As much as you might love creamy, crunchy peanut butter, it could be the one thing keeping you from reaching (or maintaining) your goal weight. "Peanut butter can definitely sabotage your weight-loss efforts if you eat too much," Amanda Nighbert, RD, told POPSUGAR. But that doesn't mean you can never savor another spoonful. Peanut butter (like other nuts and nut butters) is a good source of unsaturated fats and protein, both of which deserve a place in any healthy diet.
It's how much you eat that matters most. "Keeping your portions in check is very important with peanut butter. It is so easy to over serve," Amanda said. A serving of peanut butter is only two tablespoons, just a little bit smaller than the size of a golf ball. "Those two tablespoons will run you about 175 to 200 calories and 12 to 18 grams of fat," she explained.
So, how can you keep your portion sizes in check? "The easiest way to do it is to turn on your food scale, place the jar on the scale, and then zero it out," she said. "Scoop out your peanut butter until your scale reads -32 grams (the typical weight for two tablespoons of peanut butter). If you don't have a scale, a measuring spoon is another great option."
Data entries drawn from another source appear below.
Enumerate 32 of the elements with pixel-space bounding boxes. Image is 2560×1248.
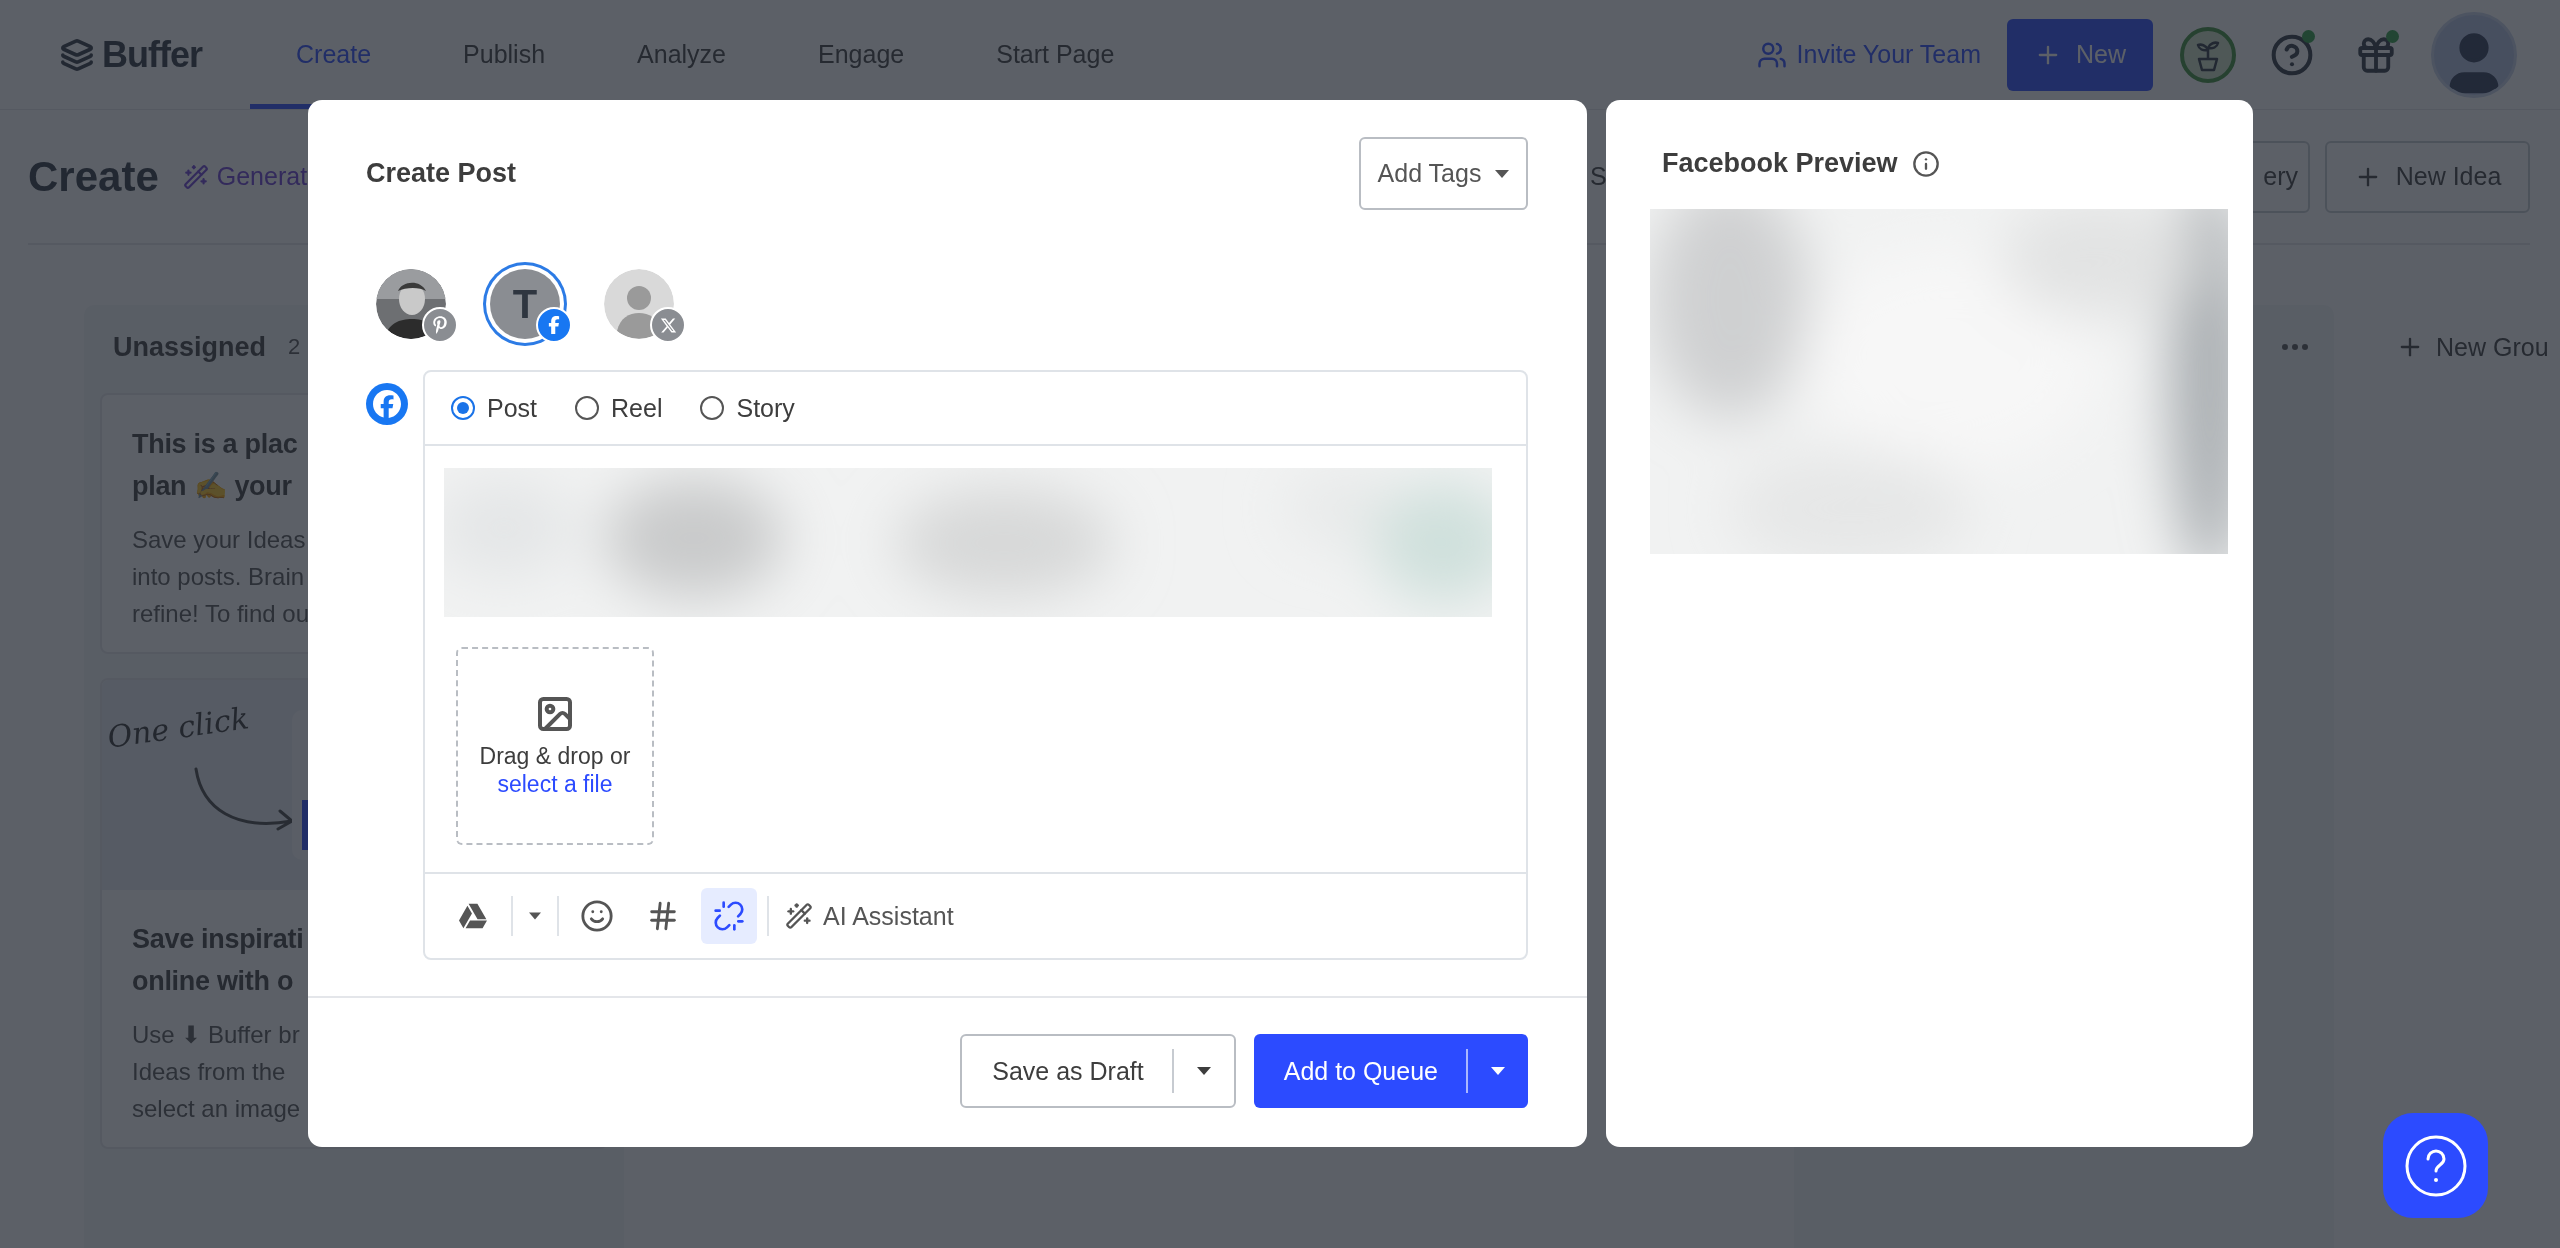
chain-link-icon bbox=[713, 900, 745, 932]
drive-icon bbox=[459, 902, 487, 930]
emoji-icon bbox=[580, 899, 614, 933]
media-drop-zone[interactable]: Drag & drop or select a file bbox=[456, 647, 654, 845]
post-type-radio[interactable]: Post bbox=[451, 393, 538, 423]
preview-title: Facebook Preview bbox=[1662, 148, 1898, 179]
facebook-icon bbox=[366, 383, 408, 425]
info-icon[interactable] bbox=[1911, 149, 1940, 178]
post-type-radio[interactable]: Reel bbox=[575, 393, 663, 423]
image-icon bbox=[535, 694, 575, 734]
caret-icon bbox=[1196, 1067, 1211, 1075]
save-draft-button[interactable]: Save as Draft bbox=[962, 1049, 1174, 1093]
facebook-icon bbox=[536, 307, 572, 343]
radio-button[interactable] bbox=[700, 396, 725, 420]
ai-assistant-button[interactable]: AI Assistant bbox=[779, 900, 960, 932]
caret-icon bbox=[1495, 169, 1510, 178]
select-file-link[interactable]: select a file bbox=[497, 771, 613, 797]
post-type-radio[interactable]: Story bbox=[700, 393, 795, 423]
radio-button[interactable] bbox=[575, 396, 600, 420]
add-tags-button[interactable]: Add Tags bbox=[1359, 137, 1528, 210]
page-title: Create bbox=[28, 152, 159, 201]
caret-icon bbox=[1491, 1067, 1505, 1075]
caret-icon bbox=[529, 912, 541, 920]
add-to-queue-button[interactable]: Add to Queue bbox=[1253, 1049, 1468, 1093]
help-button[interactable] bbox=[2383, 1113, 2488, 1218]
help-icon bbox=[2403, 1133, 2468, 1198]
dialog-title: Create Post bbox=[366, 158, 517, 189]
radio-button[interactable] bbox=[451, 396, 475, 420]
wand-icon bbox=[785, 902, 813, 930]
shortener-button[interactable] bbox=[701, 888, 757, 944]
drop-hint: Drag & drop or select a file bbox=[478, 742, 632, 798]
logo-text: Buffer bbox=[102, 33, 202, 76]
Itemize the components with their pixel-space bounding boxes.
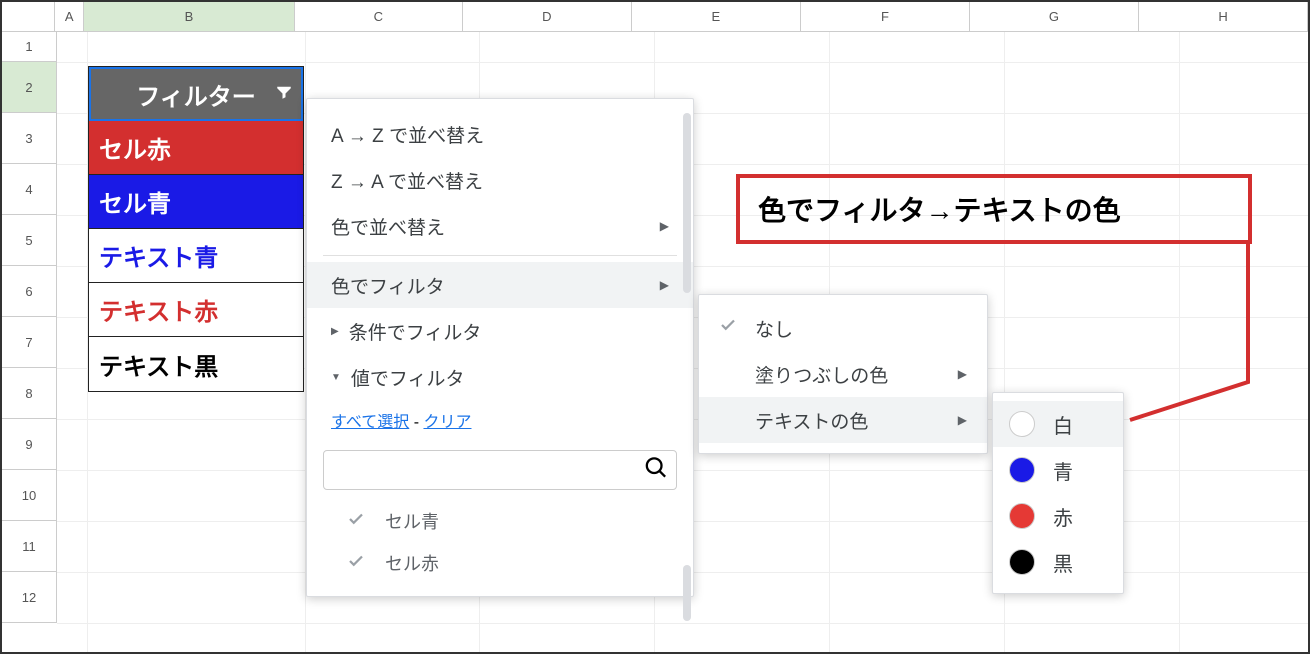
color-option[interactable]: 白 bbox=[993, 401, 1123, 447]
submenu-none[interactable]: なし bbox=[699, 305, 987, 351]
color-option[interactable]: 青 bbox=[993, 447, 1123, 493]
column-header-B[interactable]: B bbox=[84, 2, 295, 31]
column-header-G[interactable]: G bbox=[970, 2, 1139, 31]
color-option[interactable]: 赤 bbox=[993, 493, 1123, 539]
chevron-right-icon: ▶ bbox=[958, 413, 967, 427]
text-color-submenu: 白青赤黒 bbox=[992, 392, 1124, 594]
filter-value-item[interactable]: セル赤 bbox=[307, 542, 693, 584]
filter-icon[interactable] bbox=[275, 80, 293, 108]
row-headers: 123456789101112 bbox=[2, 32, 57, 623]
scrollbar-thumb[interactable] bbox=[683, 113, 691, 293]
chevron-right-icon: ▶ bbox=[958, 367, 967, 381]
column-header-F[interactable]: F bbox=[801, 2, 970, 31]
separator bbox=[323, 255, 677, 256]
row-header-1[interactable]: 1 bbox=[2, 32, 57, 62]
search-icon[interactable] bbox=[645, 457, 667, 484]
color-option[interactable]: 黒 bbox=[993, 539, 1123, 585]
submenu-fill-color[interactable]: 塗りつぶしの色 ▶ bbox=[699, 351, 987, 397]
row-header-8[interactable]: 8 bbox=[2, 368, 57, 419]
search-input[interactable] bbox=[323, 450, 677, 490]
filter-by-color[interactable]: 色でフィルタ▶ bbox=[307, 262, 693, 308]
sort-by-color[interactable]: 色で並べ替え▶ bbox=[307, 203, 693, 249]
submenu-text-color[interactable]: テキストの色 ▶ bbox=[699, 397, 987, 443]
scrollbar-thumb[interactable] bbox=[683, 565, 691, 621]
annotation-callout: 色でフィルタ→テキストの色 bbox=[736, 174, 1252, 244]
table-header-text: フィルター bbox=[136, 77, 256, 112]
select-links: すべて選択 - クリア bbox=[307, 400, 693, 440]
color-swatch bbox=[1009, 503, 1035, 529]
row-header-12[interactable]: 12 bbox=[2, 572, 57, 623]
menu-scrollbar[interactable] bbox=[683, 113, 691, 623]
filter-search bbox=[323, 450, 677, 490]
check-icon bbox=[719, 316, 737, 340]
filter-by-condition[interactable]: ▶条件でフィルタ bbox=[307, 308, 693, 354]
annotation-arrow bbox=[1126, 242, 1256, 422]
clear-link[interactable]: クリア bbox=[423, 414, 471, 431]
row-header-9[interactable]: 9 bbox=[2, 419, 57, 470]
column-header-C[interactable]: C bbox=[295, 2, 463, 31]
select-all-corner[interactable] bbox=[2, 2, 55, 31]
check-icon bbox=[347, 510, 365, 533]
column-header-D[interactable]: D bbox=[463, 2, 632, 31]
table-header-cell[interactable]: フィルター bbox=[89, 67, 303, 121]
column-header-E[interactable]: E bbox=[632, 2, 801, 31]
row-header-4[interactable]: 4 bbox=[2, 164, 57, 215]
table-row[interactable]: セル青 bbox=[89, 175, 303, 229]
filter-by-value[interactable]: ▼値でフィルタ bbox=[307, 354, 693, 400]
table-row[interactable]: テキスト黒 bbox=[89, 337, 303, 391]
table-row[interactable]: テキスト赤 bbox=[89, 283, 303, 337]
row-header-7[interactable]: 7 bbox=[2, 317, 57, 368]
column-header-H[interactable]: H bbox=[1139, 2, 1308, 31]
row-header-6[interactable]: 6 bbox=[2, 266, 57, 317]
sort-az[interactable]: A → Z で並べ替え bbox=[307, 111, 693, 157]
triangle-down-icon: ▼ bbox=[331, 372, 341, 383]
chevron-right-icon: ▶ bbox=[660, 278, 669, 292]
color-filter-submenu: なし 塗りつぶしの色 ▶ テキストの色 ▶ bbox=[698, 294, 988, 454]
filter-value-item[interactable]: セル青 bbox=[307, 500, 693, 542]
row-header-3[interactable]: 3 bbox=[2, 113, 57, 164]
color-swatch bbox=[1009, 549, 1035, 575]
sort-za[interactable]: Z → A で並べ替え bbox=[307, 157, 693, 203]
color-swatch bbox=[1009, 411, 1035, 437]
triangle-right-icon: ▶ bbox=[331, 326, 339, 337]
color-swatch bbox=[1009, 457, 1035, 483]
column-header-A[interactable]: A bbox=[55, 2, 84, 31]
check-icon bbox=[347, 552, 365, 575]
row-header-5[interactable]: 5 bbox=[2, 215, 57, 266]
data-table: フィルター セル赤セル青テキスト青テキスト赤テキスト黒 bbox=[88, 66, 304, 392]
row-header-2[interactable]: 2 bbox=[2, 62, 57, 113]
chevron-right-icon: ▶ bbox=[660, 219, 669, 233]
filter-menu: A → Z で並べ替え Z → A で並べ替え 色で並べ替え▶ 色でフィルタ▶ … bbox=[306, 98, 694, 597]
row-header-10[interactable]: 10 bbox=[2, 470, 57, 521]
table-row[interactable]: セル赤 bbox=[89, 121, 303, 175]
row-header-11[interactable]: 11 bbox=[2, 521, 57, 572]
column-headers: ABCDEFGH bbox=[2, 2, 1308, 32]
select-all-link[interactable]: すべて選択 bbox=[331, 414, 409, 431]
table-row[interactable]: テキスト青 bbox=[89, 229, 303, 283]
The other big peanut butter pitfall is additives. "When picking out a peanut butter, look for the one with the fewest ingredients," Amanda advised. "The healthiest brands will have only peanuts and maybe a little salt. Watch out for hydrogenated oils, added sugars, and other additives." This can actually make a huge difference even in the number of calories per serving. Peanut butter without added sugars usually only has about one gram of sugar. Peanut butter with added sugars comes in closer to three grams of sugar per serving. It may not seem like much, but it adds up.
Bottom line: you could eat peanut butter every day and still lose weight, "as long as it balances out with your other food choices," Amanda said — and as long as you keep it to one serving.